MuTri: Multi-view Tri-alignment for OCT to OCTA 3D Image Translation

TL;DR

This work tackles the challenge of translating 3D OCT images to 3D OCTA images without relying on expensive hardware or costly vascular annotations. It introduces MuTri, a two-stage framework that learns OCT→OCTA translation in a discrete space using vector-quantized representations and multi-view priors from 3D OCT, 3D OCTA, and 2D OCTA projection maps. Stage I pre-trains OCT and OCTA VQ-VAEs to provide semantic priors, while Stage II employs contrastive-inspired semantic alignment and vessel structure alignment to guide the translation, leveraging pre-trained reconstruction models.
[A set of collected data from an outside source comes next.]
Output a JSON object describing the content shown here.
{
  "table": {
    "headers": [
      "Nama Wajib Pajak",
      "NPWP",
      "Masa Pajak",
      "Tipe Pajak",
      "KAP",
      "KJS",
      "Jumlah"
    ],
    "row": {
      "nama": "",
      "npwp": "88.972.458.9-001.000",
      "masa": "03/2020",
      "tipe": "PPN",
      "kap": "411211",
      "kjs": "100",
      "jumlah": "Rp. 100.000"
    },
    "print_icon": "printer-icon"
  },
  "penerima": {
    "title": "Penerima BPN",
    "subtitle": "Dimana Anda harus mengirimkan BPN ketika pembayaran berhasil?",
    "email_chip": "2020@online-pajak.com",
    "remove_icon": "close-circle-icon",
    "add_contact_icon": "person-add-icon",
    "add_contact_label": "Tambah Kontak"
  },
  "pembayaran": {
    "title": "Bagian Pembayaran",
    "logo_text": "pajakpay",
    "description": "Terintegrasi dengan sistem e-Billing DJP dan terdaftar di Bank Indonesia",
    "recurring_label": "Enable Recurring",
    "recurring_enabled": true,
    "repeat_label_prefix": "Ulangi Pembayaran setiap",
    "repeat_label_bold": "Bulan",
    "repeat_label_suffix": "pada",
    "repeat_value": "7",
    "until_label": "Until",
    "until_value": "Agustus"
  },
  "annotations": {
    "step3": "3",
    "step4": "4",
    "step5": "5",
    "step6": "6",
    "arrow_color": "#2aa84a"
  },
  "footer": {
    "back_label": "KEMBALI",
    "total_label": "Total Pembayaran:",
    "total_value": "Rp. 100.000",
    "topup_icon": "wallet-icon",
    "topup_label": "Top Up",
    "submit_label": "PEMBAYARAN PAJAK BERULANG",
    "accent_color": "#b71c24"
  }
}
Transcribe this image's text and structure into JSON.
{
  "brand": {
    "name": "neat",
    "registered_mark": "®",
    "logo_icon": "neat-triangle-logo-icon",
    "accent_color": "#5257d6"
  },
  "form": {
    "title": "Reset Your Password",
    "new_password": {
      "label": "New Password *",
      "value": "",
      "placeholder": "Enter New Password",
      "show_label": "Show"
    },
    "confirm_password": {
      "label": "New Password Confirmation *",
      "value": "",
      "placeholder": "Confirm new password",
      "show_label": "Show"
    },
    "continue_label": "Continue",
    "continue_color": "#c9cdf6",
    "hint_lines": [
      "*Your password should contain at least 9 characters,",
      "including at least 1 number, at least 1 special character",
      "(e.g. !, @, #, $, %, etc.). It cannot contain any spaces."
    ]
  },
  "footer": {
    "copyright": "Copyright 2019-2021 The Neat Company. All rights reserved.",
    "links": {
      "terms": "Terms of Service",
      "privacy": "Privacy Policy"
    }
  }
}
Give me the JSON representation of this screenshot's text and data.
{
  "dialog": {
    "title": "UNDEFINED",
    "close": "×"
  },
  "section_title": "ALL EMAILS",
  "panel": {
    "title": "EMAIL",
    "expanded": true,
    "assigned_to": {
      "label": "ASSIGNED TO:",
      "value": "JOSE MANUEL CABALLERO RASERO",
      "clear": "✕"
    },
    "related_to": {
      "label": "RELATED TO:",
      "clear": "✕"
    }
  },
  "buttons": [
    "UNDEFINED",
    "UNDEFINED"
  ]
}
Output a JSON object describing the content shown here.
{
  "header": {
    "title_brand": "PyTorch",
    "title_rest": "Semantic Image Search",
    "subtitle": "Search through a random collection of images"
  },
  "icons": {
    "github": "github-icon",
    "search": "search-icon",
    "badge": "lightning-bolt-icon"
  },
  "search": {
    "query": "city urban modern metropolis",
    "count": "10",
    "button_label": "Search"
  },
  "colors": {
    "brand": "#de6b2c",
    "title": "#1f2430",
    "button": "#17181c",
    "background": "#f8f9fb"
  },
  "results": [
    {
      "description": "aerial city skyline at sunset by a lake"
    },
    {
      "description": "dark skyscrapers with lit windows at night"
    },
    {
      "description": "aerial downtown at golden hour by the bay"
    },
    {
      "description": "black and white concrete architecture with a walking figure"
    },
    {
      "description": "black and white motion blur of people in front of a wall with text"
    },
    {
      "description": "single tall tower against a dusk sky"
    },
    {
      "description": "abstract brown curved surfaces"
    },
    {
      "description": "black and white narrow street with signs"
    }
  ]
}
The authors also release OCTA2024, a large-scale OCT-OCTA dataset, and demonstrate state-of-the-art performance across multiple datasets, highlighting the method’s robustness and potential for low-cost OCTA synthesis in clinical contexts.

Abstract

Optical coherence tomography angiography (OCTA) shows its great importance in imaging microvascular networks by providing accurate 3D imaging of blood vessels, but it relies upon specialized sensors and expensive devices. For this reason, previous works show the potential to translate the readily available 3D Optical Coherence Tomography (OCT) images into 3D OCTA images. However, existing OCTA translation methods directly learn the mapping from the OCT domain to the OCTA domain in continuous and infinite space with guidance from only a single view, i.e., the OCTA project map, resulting in suboptimal results. To this end, we propose the multi-view Tri-alignment framework for OCT to OCTA 3D image translation in discrete and finite space, named MuTri. In the first stage, we pre-train two vector-quantized variational auto-encoder (VQ- VAE) by reconstructing 3D OCT and 3D OCTA data, providing semantic prior for subsequent multi-view guidances. In the second stage, our multi-view tri-alignment facilitates another VQVAE model to learn the mapping from the OCT domain to the OCTA domain in discrete and finite space. Specifically, a contrastive-inspired semantic alignment is proposed to maximize the mutual information with the pre-trained models from OCT and OCTA views, to facilitate codebook learning. Meanwhile, a vessel structure alignment is proposed to minimize the structure discrepancy with the pre-trained models from the OCTA project map view, benefiting from learning the detailed vessel structure information. We also collect the first large-scale dataset, namely, OCTA2024, which contains a pair of OCT and OCTA volumes from 846 subjects.

Paper Structure

This paper contains 16 sections, 11 equations, 5 figures, 3 tables.

Figures (5)

  • Figure 1: (a) The existing OCTA translation methods learn the mapping in the infinite and continuous space: (a) 2D OCT projection map (PM) or B-scan images as input, (b) 3D OCT volume as input with only single view guidance from 2D OCT PM. (c) A vanilla VQVAE involves a lower codebook utilization rate for OCT to OCTA 3D image translation tasks, resulting in a less informative codebook. Note that, the codebook utilization rate is computed by using training samples from three datasets.
  • Figure 2: The overall pipeline of MuTri. It consists of two stages to facilitate OCT to OCTA 3D image translation. (a) Stage 1 employs two VQVAE pre-trained on the OCT and OCTA volumes, to provide multi-view guidances: 3D OCT, 3D OCTA, and 2D OCTA projection map. (b) Stage 2 utilizes another VQVAE that takes OCT volumes as input, to reconstruct the OCTA volumes under our contrastive-inspired semantic alignment from 3D OCT and OCTA views and vessel structure alignment from 2D OCTA projection map view.
  • Figure 3: Visualizations of real and fake OCTA project map (PM).
  • Figure 4: Hyper-parameter sensitivity study on OCTA-3M dataset.
  • Figure 5: The decreased capillary density diseased patterns of translated OCTA projection maps (PM) annotated by an experienced ophthalmologist. The diseased pattern is presented alongside the real OCTA image, the translation results from TransPro, and our MuTri. Levels of disease are annotated from ‘‘+’’ to ‘‘+++’’, where the number of ‘‘+’’ denotes the degree of severity.